Winter is here, and once I’m done with the required seasonal illnesses, I’m going to be a sledding, skiing, hiking, snowshoeing, ice skating maniac. I would even snowmobile if it was possible. Okay maybe not. But I really wish we could still ice skate on the various ponds and “lakes” in Pittsburgh’s parks…
Highland Park’s Carnegie Lake: summer / winter
Schenley Park’s Panther Hollow Lake: summer / winter
At least we have an extra place to skate this year because of the Winter Classic. Not that I’m even a habitual ice skater! I do like the romance of it, though. Which is why I can’t NOT post this video, even though I will probably regret it later. (Do you ever find videos and feel compelled to post them just because someone took the insane amount of time to make them?)
[Youtube=”http://www.youtube.com/watch?v=XDGJfJ1wP8k”%5D
So I’m hoping this year will be the year that I try ice skating one more time, and succeed in staying on the ice for longer than 15 minutes before giving up! If that doesn’t work, at least it’s still fun to drink hot chocolate and watch other people fall down.

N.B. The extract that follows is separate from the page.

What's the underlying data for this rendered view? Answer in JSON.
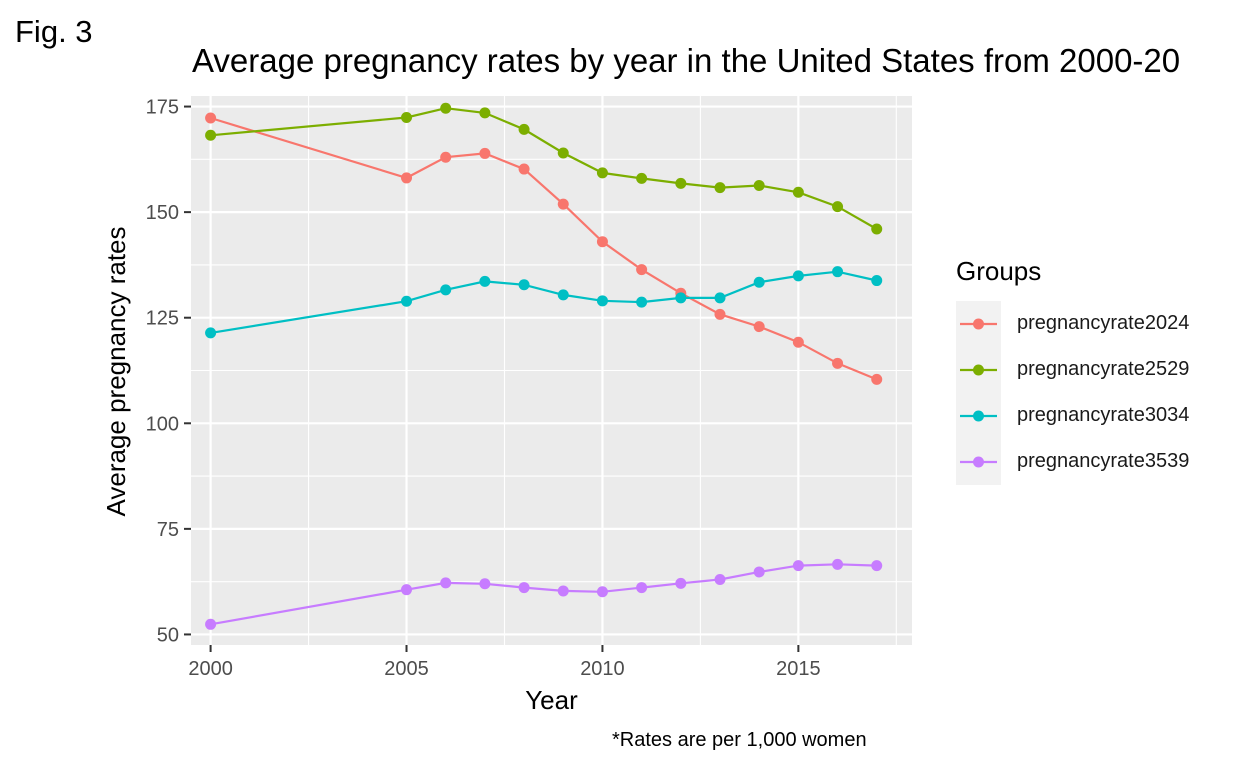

In my search for historic ice skating images, I stumbled across this article about the Schenley Park Casino, which is one of those Pittsburgh things that aren’t there anymore (as Sebak would say…yet he never featured anything this cool in his movies). It burned down within 2 years of opening. It seems, though, that this may have been the site of Pittsburgh’s introduction to hockey!

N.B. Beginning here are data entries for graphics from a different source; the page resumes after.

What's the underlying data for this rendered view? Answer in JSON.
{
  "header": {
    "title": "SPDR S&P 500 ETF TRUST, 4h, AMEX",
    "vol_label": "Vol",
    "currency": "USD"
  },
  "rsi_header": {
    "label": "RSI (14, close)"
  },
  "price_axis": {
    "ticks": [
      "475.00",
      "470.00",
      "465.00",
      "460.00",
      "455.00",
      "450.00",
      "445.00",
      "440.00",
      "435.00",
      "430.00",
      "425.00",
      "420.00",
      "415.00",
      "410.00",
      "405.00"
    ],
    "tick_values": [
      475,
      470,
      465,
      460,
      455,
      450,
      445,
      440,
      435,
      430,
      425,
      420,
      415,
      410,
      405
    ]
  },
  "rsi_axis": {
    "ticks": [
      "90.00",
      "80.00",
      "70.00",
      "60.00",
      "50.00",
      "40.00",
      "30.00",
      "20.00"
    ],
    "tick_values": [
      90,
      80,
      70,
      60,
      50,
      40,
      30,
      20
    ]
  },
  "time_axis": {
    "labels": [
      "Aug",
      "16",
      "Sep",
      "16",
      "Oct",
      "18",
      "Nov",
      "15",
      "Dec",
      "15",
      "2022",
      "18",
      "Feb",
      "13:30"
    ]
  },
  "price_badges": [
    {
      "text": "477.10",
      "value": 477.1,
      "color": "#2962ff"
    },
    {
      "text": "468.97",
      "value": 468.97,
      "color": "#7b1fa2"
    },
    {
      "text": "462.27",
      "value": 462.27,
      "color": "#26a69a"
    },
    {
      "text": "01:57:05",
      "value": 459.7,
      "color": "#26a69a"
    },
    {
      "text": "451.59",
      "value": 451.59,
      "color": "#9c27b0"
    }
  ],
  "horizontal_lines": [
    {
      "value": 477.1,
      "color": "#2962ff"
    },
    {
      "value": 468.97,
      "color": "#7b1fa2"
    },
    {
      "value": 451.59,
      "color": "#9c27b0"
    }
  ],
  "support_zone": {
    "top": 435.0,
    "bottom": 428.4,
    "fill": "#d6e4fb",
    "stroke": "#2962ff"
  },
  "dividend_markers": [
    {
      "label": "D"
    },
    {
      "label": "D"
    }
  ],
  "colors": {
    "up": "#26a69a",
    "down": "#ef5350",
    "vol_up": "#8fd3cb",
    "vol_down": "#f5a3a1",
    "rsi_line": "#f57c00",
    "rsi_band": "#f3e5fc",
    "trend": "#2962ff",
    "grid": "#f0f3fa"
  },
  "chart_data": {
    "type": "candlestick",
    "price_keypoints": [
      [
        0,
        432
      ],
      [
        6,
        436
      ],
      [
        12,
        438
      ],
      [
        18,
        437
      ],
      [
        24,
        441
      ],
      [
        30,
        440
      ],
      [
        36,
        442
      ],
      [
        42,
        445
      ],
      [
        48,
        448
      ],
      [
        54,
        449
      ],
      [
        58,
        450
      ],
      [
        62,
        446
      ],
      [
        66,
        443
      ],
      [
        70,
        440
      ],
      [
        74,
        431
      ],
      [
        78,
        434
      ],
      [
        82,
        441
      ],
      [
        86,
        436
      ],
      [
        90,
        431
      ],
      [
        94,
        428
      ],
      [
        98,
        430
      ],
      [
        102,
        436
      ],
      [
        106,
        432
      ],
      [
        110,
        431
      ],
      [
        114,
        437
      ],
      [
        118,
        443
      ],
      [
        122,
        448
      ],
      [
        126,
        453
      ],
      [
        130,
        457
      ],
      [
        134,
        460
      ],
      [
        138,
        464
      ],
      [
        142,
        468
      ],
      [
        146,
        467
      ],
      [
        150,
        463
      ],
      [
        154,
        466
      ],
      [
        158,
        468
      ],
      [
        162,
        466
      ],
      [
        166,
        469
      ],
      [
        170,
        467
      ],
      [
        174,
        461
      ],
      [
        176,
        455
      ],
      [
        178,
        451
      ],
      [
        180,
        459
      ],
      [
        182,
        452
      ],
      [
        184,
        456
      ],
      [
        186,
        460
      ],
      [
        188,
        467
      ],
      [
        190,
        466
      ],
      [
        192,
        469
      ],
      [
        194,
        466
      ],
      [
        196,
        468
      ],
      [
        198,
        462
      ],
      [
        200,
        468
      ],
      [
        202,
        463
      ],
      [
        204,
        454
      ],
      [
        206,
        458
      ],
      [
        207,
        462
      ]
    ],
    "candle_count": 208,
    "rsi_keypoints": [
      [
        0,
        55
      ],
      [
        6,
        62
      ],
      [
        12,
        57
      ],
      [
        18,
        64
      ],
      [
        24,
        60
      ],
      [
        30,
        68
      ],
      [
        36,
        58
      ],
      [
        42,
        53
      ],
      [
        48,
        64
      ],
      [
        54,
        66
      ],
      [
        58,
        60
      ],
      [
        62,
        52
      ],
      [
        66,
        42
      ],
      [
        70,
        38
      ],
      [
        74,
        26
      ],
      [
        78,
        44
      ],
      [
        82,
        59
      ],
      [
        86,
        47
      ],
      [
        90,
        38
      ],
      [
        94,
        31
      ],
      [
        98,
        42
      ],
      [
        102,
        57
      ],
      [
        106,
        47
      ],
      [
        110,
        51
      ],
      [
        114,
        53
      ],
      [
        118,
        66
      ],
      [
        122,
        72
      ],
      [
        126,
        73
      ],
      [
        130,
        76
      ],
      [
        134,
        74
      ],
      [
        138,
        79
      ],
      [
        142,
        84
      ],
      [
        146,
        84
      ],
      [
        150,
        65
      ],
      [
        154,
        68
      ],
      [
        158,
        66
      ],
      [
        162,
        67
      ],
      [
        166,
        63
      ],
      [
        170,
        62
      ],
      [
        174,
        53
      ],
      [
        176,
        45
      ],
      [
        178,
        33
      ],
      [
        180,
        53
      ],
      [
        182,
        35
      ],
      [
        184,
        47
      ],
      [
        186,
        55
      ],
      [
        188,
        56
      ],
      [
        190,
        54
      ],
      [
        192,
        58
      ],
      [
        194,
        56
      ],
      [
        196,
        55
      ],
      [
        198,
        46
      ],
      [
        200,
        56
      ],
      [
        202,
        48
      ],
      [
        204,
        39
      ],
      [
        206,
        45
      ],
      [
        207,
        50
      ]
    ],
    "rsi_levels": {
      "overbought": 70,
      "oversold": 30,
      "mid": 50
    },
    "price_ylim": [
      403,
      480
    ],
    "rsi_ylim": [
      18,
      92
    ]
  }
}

The following day The Pittsburgh Press had this account: “Between 2,500 and 3,000 (despite bad weather) showed how hockey and ice polo should be played when business is meant. Before 9 o’clock the boys lined up and gave an exhibition of hockey. This game has never before been seen in Pittsburgh, and it was a revelation. The Casino players, in truth, didn’t know just what to do with that little flat “puck” used in hockey. They didn’t know whether it was good to eat or whether it was a holiday toy. No account was kept of the hockey score, but the crowd marveled at the work of the visitors.”